If there's anything to take away from this election, it's that people shouldn't have to risk their lives to vote during a pandemic or even a particularly harsh flu season. Many people with disabilities have weakened immune systems, making viruses like COVID-19 just another hurdle they need to clear in order to cast their ballot.
While there are many barriers to voting for people with disabilities, not all of which can be addressed with mail-in ballots or early voting, these policies are an important first step in helping them safely and comfortably exercise their rights.
"Voting issues that may affect people with disabilities include waiting in long lines," Monique May, MD, a board-certified family medicine practitioner with more than 20 years experience treating children and adults, told POPSUGAR. For people with musculoskeletal and nervous systems disabilities, waiting in line can aggravate chronic underlying problems — and some may not be able to do it at all, which could rob them of their constitutional right to vote.

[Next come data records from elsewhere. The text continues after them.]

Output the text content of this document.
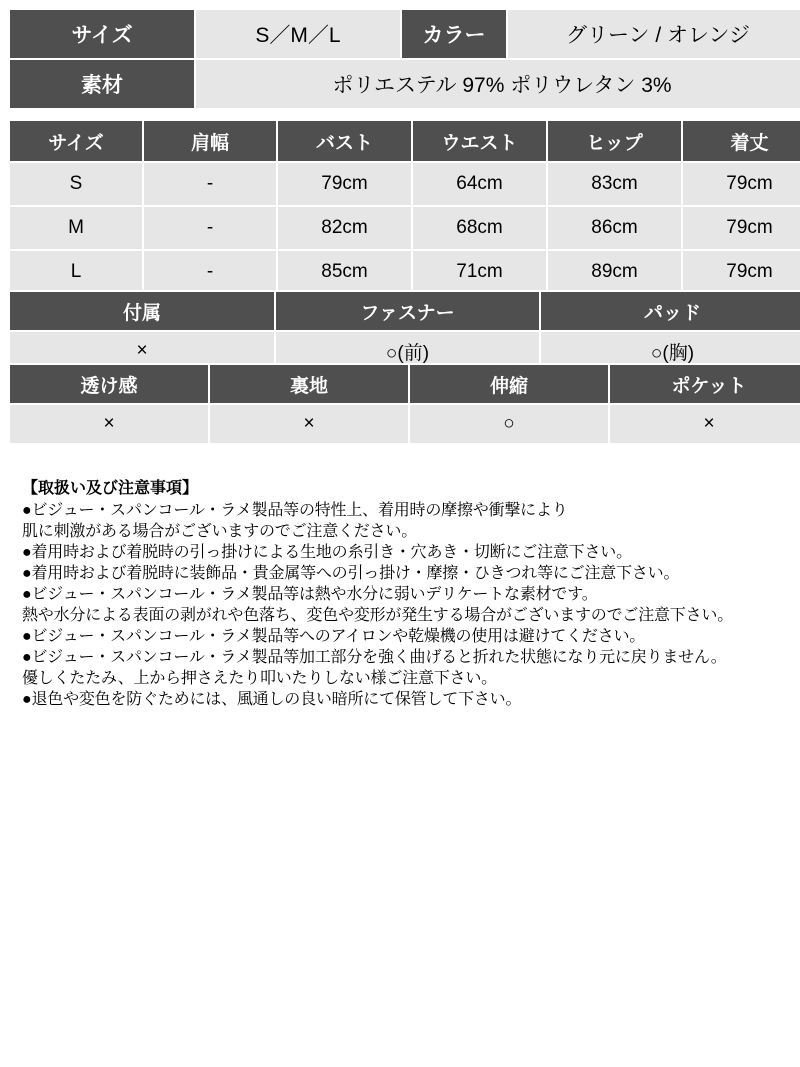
サイズ	S／M／L	カラー	グリーン / オレンジ
素材	ポリエステル 97% ポリウレタン 3%		
サイズ	肩幅	バスト	ウエスト	ヒップ	着丈
S	-	79cm	64cm	83cm	79cm
M	-	82cm	68cm	86cm	79cm
L	-	85cm	71cm	89cm	79cm
付属	ファスナー	パッド
×	○(前)	○(胸)
透け感	裏地	伸縮	ポケット
×	×	○	×

【取扱い及び注意事項】

●ビジュー・スパンコール・ラメ製品等の特性上、着用時の摩擦や衝撃により

肌に刺激がある場合がございますのでご注意ください。

●着用時および着脱時の引っ掛けによる生地の糸引き・穴あき・切断にご注意下さい。

●着用時および着脱時に装飾品・貴金属等への引っ掛け・摩擦・ひきつれ等にご注意下さい。

●ビジュー・スパンコール・ラメ製品等は熱や水分に弱いデリケートな素材です。

熱や水分による表面の剥がれや色落ち、変色や変形が発生する場合がございますのでご注意下さい。

●ビジュー・スパンコール・ラメ製品等へのアイロンや乾燥機の使用は避けてください。

●ビジュー・スパンコール・ラメ製品等加工部分を強く曲げると折れた状態になり元に戻りません。

優しくたたみ、上から押さえたり叩いたりしない様ご注意下さい。

●退色や変色を防ぐためには、風通しの良い暗所にて保管して下さい。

Dr. May explained that this issue extends to people with psychiatric disabilities because being surrounded by crowds, loud noises, and long lines can cause stress and aggravate their symptoms. "Early voting and clear absentee voting policies will certainly help give these vulnerable citizens options that allow them to vote," Dr. May said. "Policies also need to be created and enforced so that voters who opt to vote by mail or early can track their votes to make sure they are counted."
Early and mail-in voting will be crucial in future elections, but realistically, this is something that needs to be addressed on the state level. Parker explained that although the Constitution ensures the right to vote, elections are conducted by the state, and each state has their own policies and procedures. The Constitution lays out the powers of the federal government and all other powers are reserved for the states," Parker told POPSUGAR.
He added that you could argue that, under the equal protection clause of the 14th Amendment, states should offer the same process for voting — but that argument is unlikely to gain traction with the current Supreme Court.